Die Gruppen-, Zugs- und Kompaniekommandanten, welche diese beschriebenen Eigenarten der Entwicklung der jungen Menschen akzeptieren und die ihnen anvertrauten Soldaten durch einen fordernden, aber fairen Dienstbetrieb in ihrer Persönlichkeitsentwicklung fördern, leisten den wichtigsten Beitrag zur Drogenbekämpfung im Heer.

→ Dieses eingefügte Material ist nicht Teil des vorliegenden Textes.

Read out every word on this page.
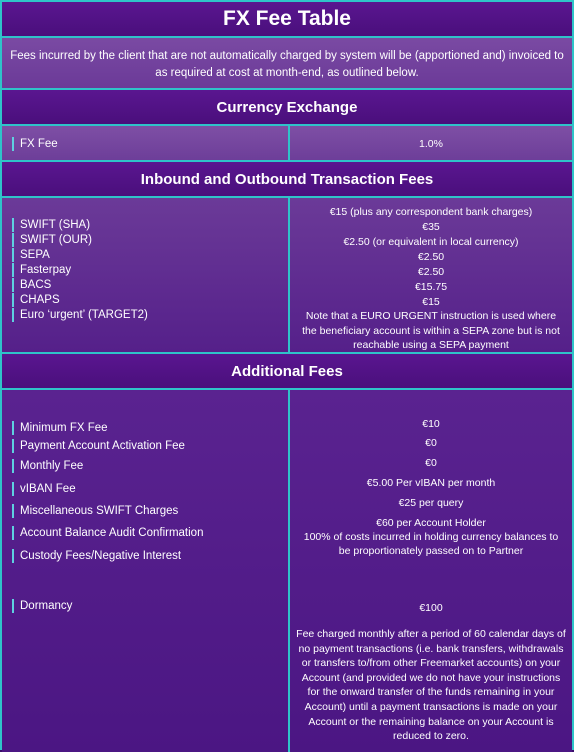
FX Fee Table
Fees incurred by the client that are not automatically charged by system will be (apportioned and) invoiced to as required at cost at month-end, as outlined below.
Currency Exchange
FX Fee	1.0%
Inbound and Outbound Transaction Fees
SWIFT (SHA)
SWIFT (OUR)
SEPA
Fasterpay
BACS
CHAPS
Euro ‘urgent’ (TARGET2)
€15 (plus any correspondent bank charges)
€35
€2.50 (or equivalent in local currency)
€2.50
€2.50
€15.75
€15
Note that a EURO URGENT instruction is used where the beneficiary account is within a SEPA zone but is not reachable using a SEPA payment
Additional Fees
Minimum FX Fee
Payment Account Activation Fee
Monthly Fee
vIBAN Fee
Miscellaneous SWIFT Charges
Account Balance Audit Confirmation
Custody Fees/Negative Interest
Dormancy
€10
€0
€0
€5.00 Per vIBAN per month
€25 per query
€60 per Account Holder
100% of costs incurred in holding currency balances to be proportionately passed on to Partner
€100
Fee charged monthly after a period of 60 calendar days of no payment transactions (i.e. bank transfers, withdrawals or transfers to/from other Freemarket accounts) on your Account (and provided we do not have your instructions for the onward transfer of the funds remaining in your Account) until a payment transactions is made on your Account or the remaining balance on your Account is reduced to zero.
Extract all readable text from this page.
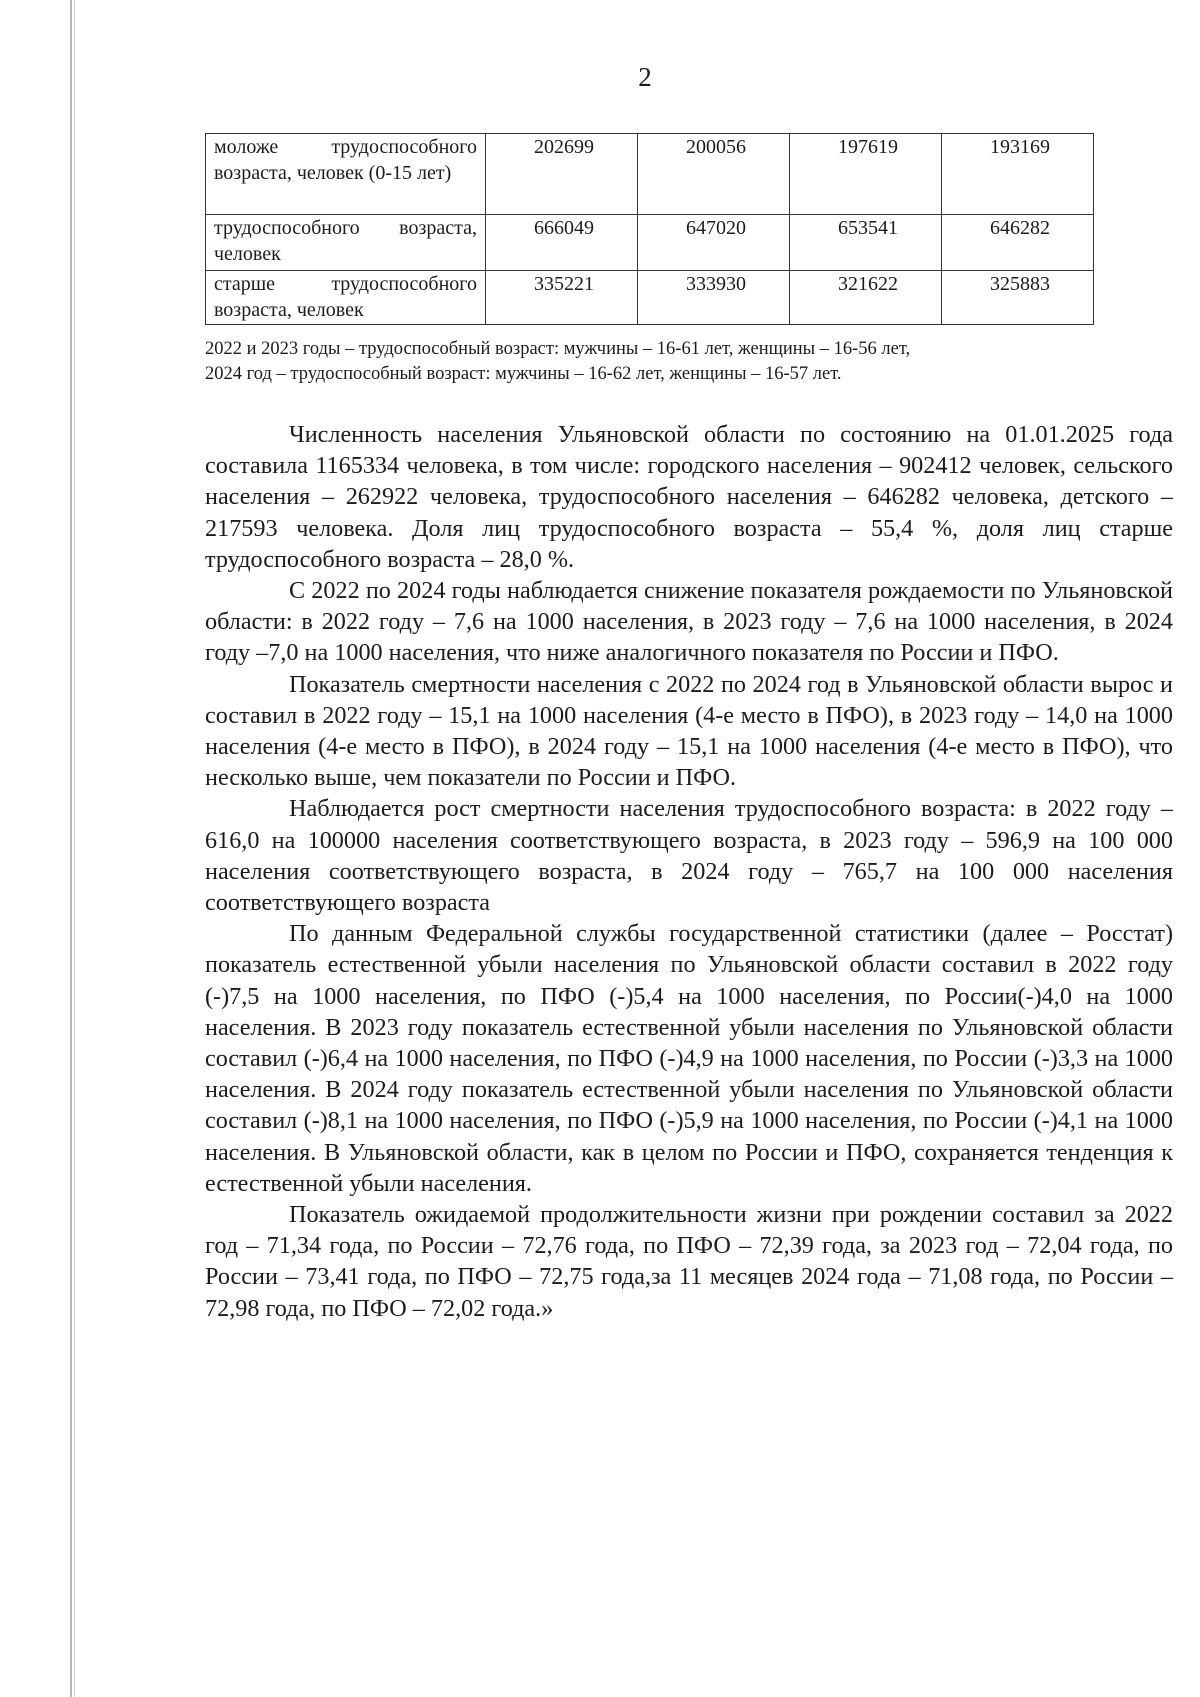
2
моложе трудоспособного возраста, человек (0-15 лет)	202699	200056	197619	193169
трудоспособного возраста, человек	666049	647020	653541	646282
старше трудоспособного возраста, человек	335221	333930	321622	325883
2022 и 2023 годы – трудоспособный возраст: мужчины – 16-61 лет, женщины – 16-56 лет,
2024 год – трудоспособный возраст: мужчины – 16-62 лет, женщины – 16-57 лет.

Численность населения Ульяновской области по состоянию на 01.01.2025 года составила 1165334 человека, в том числе: городского населения – 902412 человек, сельского населения – 262922 человека, трудоспособного населения – 646282 человека, детского – 217593 человека. Доля лиц трудоспособного возраста – 55,4 %, доля лиц старше трудоспособного возраста – 28,0 %.

С 2022 по 2024 годы наблюдается снижение показателя рождаемости по Ульяновской области: в 2022 году – 7,6 на 1000 населения, в 2023 году – 7,6 на 1000 населения, в 2024 году –7,0 на 1000 населения, что ниже аналогичного показателя по России и ПФО.

Показатель смертности населения с 2022 по 2024 год в Ульяновской области вырос и составил в 2022 году – 15,1 на 1000 населения (4-е место в ПФО), в 2023 году – 14,0 на 1000 населения (4-е место в ПФО), в 2024 году – 15,1 на 1000 населения (4-е место в ПФО), что несколько выше, чем показатели по России и ПФО.

Наблюдается рост смертности населения трудоспособного возраста: в 2022 году – 616,0 на 100000 населения соответствующего возраста, в 2023 году – 596,9 на 100 000 населения соответствующего возраста, в 2024 году – 765,7 на 100 000 населения соответствующего возраста

По данным Федеральной службы государственной статистики (далее – Росстат) показатель естественной убыли населения по Ульяновской области составил в 2022 году (-)7,5 на 1000 населения, по ПФО (-)5,4 на 1000 населения, по России(-)4,0 на 1000 населения. В 2023 году показатель естественной убыли населения по Ульяновской области составил (-)6,4 на 1000 населения, по ПФО (-)4,9 на 1000 населения, по России (-)3,3 на 1000 населения. В 2024 году показатель естественной убыли населения по Ульяновской области составил (-)8,1 на 1000 населения, по ПФО (-)5,9 на 1000 населения, по России (-)4,1 на 1000 населения. В Ульяновской области, как в целом по России и ПФО, сохраняется тенденция к естественной убыли населения.

Показатель ожидаемой продолжительности жизни при рождении составил за 2022 год – 71,34 года, по России – 72,76 года, по ПФО – 72,39 года, за 2023 год – 72,04 года, по России – 73,41 года, по ПФО – 72,75 года,за 11 месяцев 2024 года – 71,08 года, по России – 72,98 года, по ПФО – 72,02 года.»
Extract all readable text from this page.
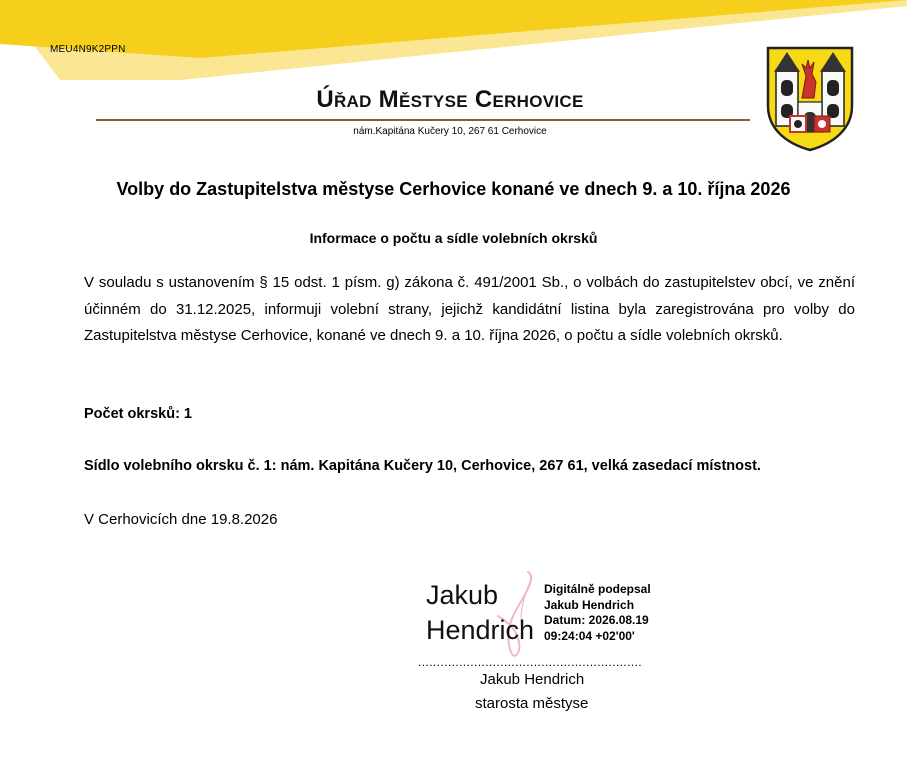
MEU4N9K2PPN
Úřad Městyse Cerhovice
nám.Kapitána Kučery 10, 267 61 Cerhovice
Volby do Zastupitelstva městyse Cerhovice konané ve dnech 9. a 10. října 2026
Informace o počtu a sídle volebních okrsků

V souladu s ustanovením § 15 odst. 1 písm. g) zákona č. 491/2001 Sb., o volbách do zastupitelstev obcí, ve znění účinném do 31.12.2025, informuji volební strany, jejichž kandidátní listina byla zaregistrována pro volby do Zastupitelstva městyse Cerhovice, konané ve dnech 9. a 10. října 2026, o počtu a sídle volebních okrsků.

Počet okrsků: 1
Sídlo volebního okrsku č. 1: nám. Kapitána Kučery 10, Cerhovice, 267 61, velká zasedací místnost.
V Cerhovicích dne 19.8.2026
Jakub
Hendrich
Digitálně podepsal
Jakub Hendrich
Datum: 2026.08.19
09:24:04 +02'00'
............................................................
Jakub Hendrich
starosta městyse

Autor: Oberstarzt Dr. Harald Harbich, Jahrgang 1957. Nach der Einjährig-Freiwilligen-Ausbildung ab 1976 Reserveoffizierslaufbahn (Jäger, Jagdkampf). Studium der Medizin an der Universität Wien. Nach der Promotion 1985 Turnusarzt im Heeresspital und Assistenzarzt an den Universitätskliniken; Mitglied bzw. Ehrenmitglied mehrerer wissenschaftlicher Gesellschaften. Ab 1989 Hauptlehroffizier an der Sanitätsschule; seit 1995 Leiter des Hauptreferates Militärisches Gesundheitswesen im BMLV. Derzeit mit der Vertretung des Leiters der Abteilung Sanitätswesen betraut und geschäftsführender Vizepräsident der Öster­reichischen Gesellschaft für Wehrmedizin und Wehrpharmazie.